Cancer is known to be a chronic public disease worldwide. It is responsible for more than 6 million deaths per year globally. Research estimates that the cancer death cases will be more than double (12 million) by 2020.
The number of cases is constantly increasing, even with the significant cancer therapeutics available. For the past 50 years, effort and money has been put toward combatting cancer, but little or no improvement in effective treatment has been made.
Chemotherapy is a well-known technique for cancer therapy. This therapy has many side-effects, and repetition of treatment is common. The main downside is that this therapy does not guarantee remediation of cancer. Radiation therapy is also not an efficient method of cancer remediation. For these reasons, new methods for cancer therapy in the field of nanotechnology should be developed. Polymeric nanomedicine could be a solution to cancer therapy.
Cancer therapy via chemotherapy requires anticancer drug delivery to cancer tissues and cells. This includes a drug delivery system which should hold an anticancer drug in the blood for longer periods, and finally release the drug at the cancer site.
In order to significantly improve cancer therapy, new cancer drugs, new research based knowledge about cancer and new novel biomedical technologies will be required. Therefore, close collaborations among clinicians, biological and material scientists, as well as biomedical engineers should be developed. A field in which all these professionals can collaborate is nanotechnology.

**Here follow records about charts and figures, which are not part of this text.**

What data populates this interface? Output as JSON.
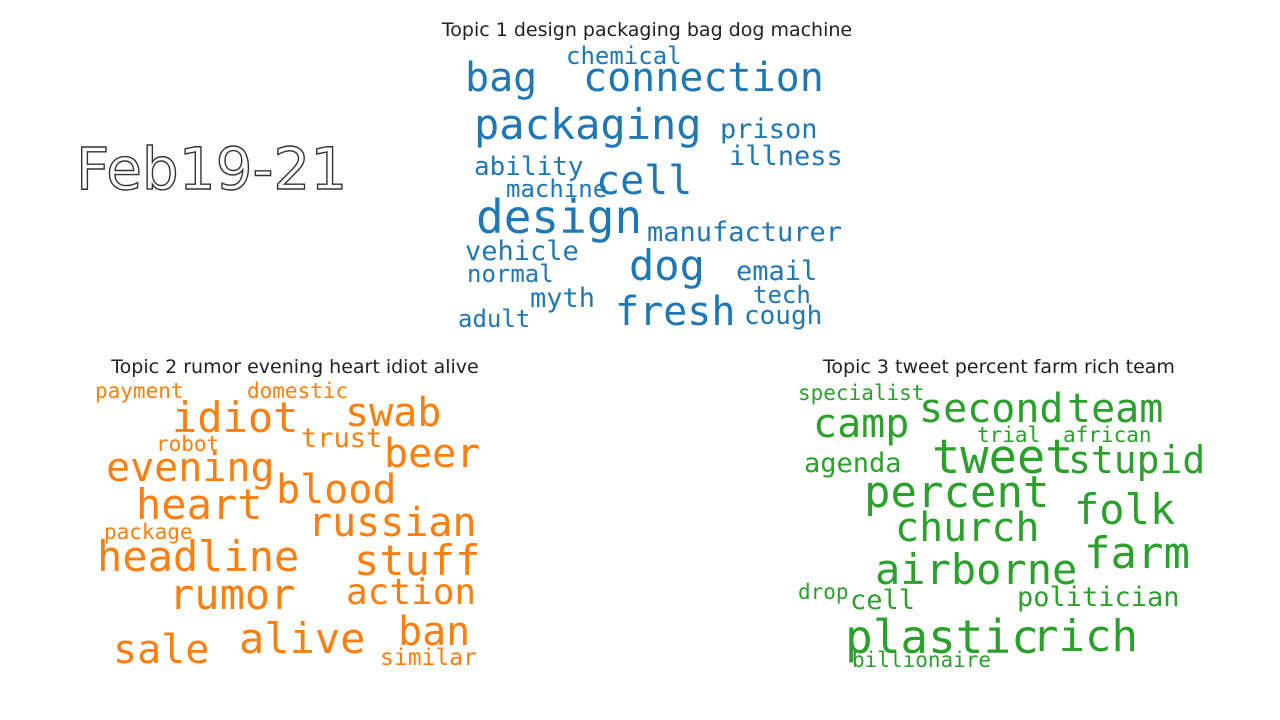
{
  "period_label": "Feb19-21",
  "topics": [
    {
      "title": "Topic 1 design packaging bag dog machine",
      "color": "#1f77b4",
      "words": [
        "chemical",
        "bag",
        "connection",
        "packaging",
        "prison",
        "illness",
        "ability",
        "machine",
        "cell",
        "design",
        "manufacturer",
        "vehicle",
        "dog",
        "email",
        "normal",
        "tech",
        "myth",
        "fresh",
        "cough",
        "adult"
      ]
    },
    {
      "title": "Topic 2 rumor evening heart idiot alive",
      "color": "#ff7f0e",
      "words": [
        "payment",
        "domestic",
        "idiot",
        "swab",
        "robot",
        "trust",
        "beer",
        "evening",
        "blood",
        "heart",
        "russian",
        "package",
        "headline",
        "stuff",
        "rumor",
        "action",
        "ban",
        "alive",
        "sale",
        "similar"
      ]
    },
    {
      "title": "Topic 3 tweet percent farm rich team",
      "color": "#2ca02c",
      "words": [
        "specialist",
        "second",
        "team",
        "camp",
        "trial",
        "african",
        "tweet",
        "stupid",
        "agenda",
        "percent",
        "folk",
        "church",
        "farm",
        "airborne",
        "drop",
        "cell",
        "politician",
        "plastic",
        "rich",
        "billionaire"
      ]
    }
  ]
}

At the nanoscale, the properties of materials are found to often differ from the same materials at larger scales. The advantage of nanomaterials is that characteristics such as their magnetic properties and their melting points can be altered by nanotechnology, without changing their chemical compositions.
Nanotechnology is a growing and expanding field which has many applications. Among those applications, the nanotechnology that is involved in the treatment, diagnosis, monitoring and control of biological systems is referred to as nanomedicine. This name was given by the National Institute of Health (Bethesda, MD, USA).
Nanomedicine may include but is not limited to nanoparticles, nanomachines, nanofibres, nanosensors, and other nanoscale microfabrication-based entities. Examples of nanomedicine devices include gold nanoshells, iron oxide nanocrystals, and quantum dots.
Gold nanoshells act as both diagnostic and therapeutic agents. Iron oxide nanocrystals have clinically been used to detect and characterise the lymph nodes in lung, breast, prostate and endometrium cancer patients. Quantum dots are semiconductor nanocrystals and have unique properties that make them attractive as fluorescent imaging agents due to their ability to exhibit broad excitation spectra, narrow emission spectra, and longer fluorescence lifetimes as compared to imaging agents.
These nanomaterials have limited application in medicine due to their toxicity, instability, and lack of selectivity for the disease site. Due to the shortfalls of these nanomaterials, researchers have incorporated biocompatible polymers on the surfaces of diagnostic nanomedicines. Polymers such as poly ethylene glycol (PEG), N-2-hydroxypropyl methacrylamide co-polymers, poly vinyl pyrrolidone, poly ethyleneimine, hyaluronic acid, chitosan, dextran and poly aspartic acid and their derivatives have been investigated for their potential use in polymer therapeutics. PEG minimises the interfacial energy in an aqueous environment and circulates in the blood for a longer period of time. This increases the possibility that it will reach the targeted cancer cells. The ability of the nanomaterials to target cancer cells can be improved by further incorporating ligands or targeting moieties to chemically reactive functional groups on the PEG polymer. This improves the diagnostic nanomedicines which are available.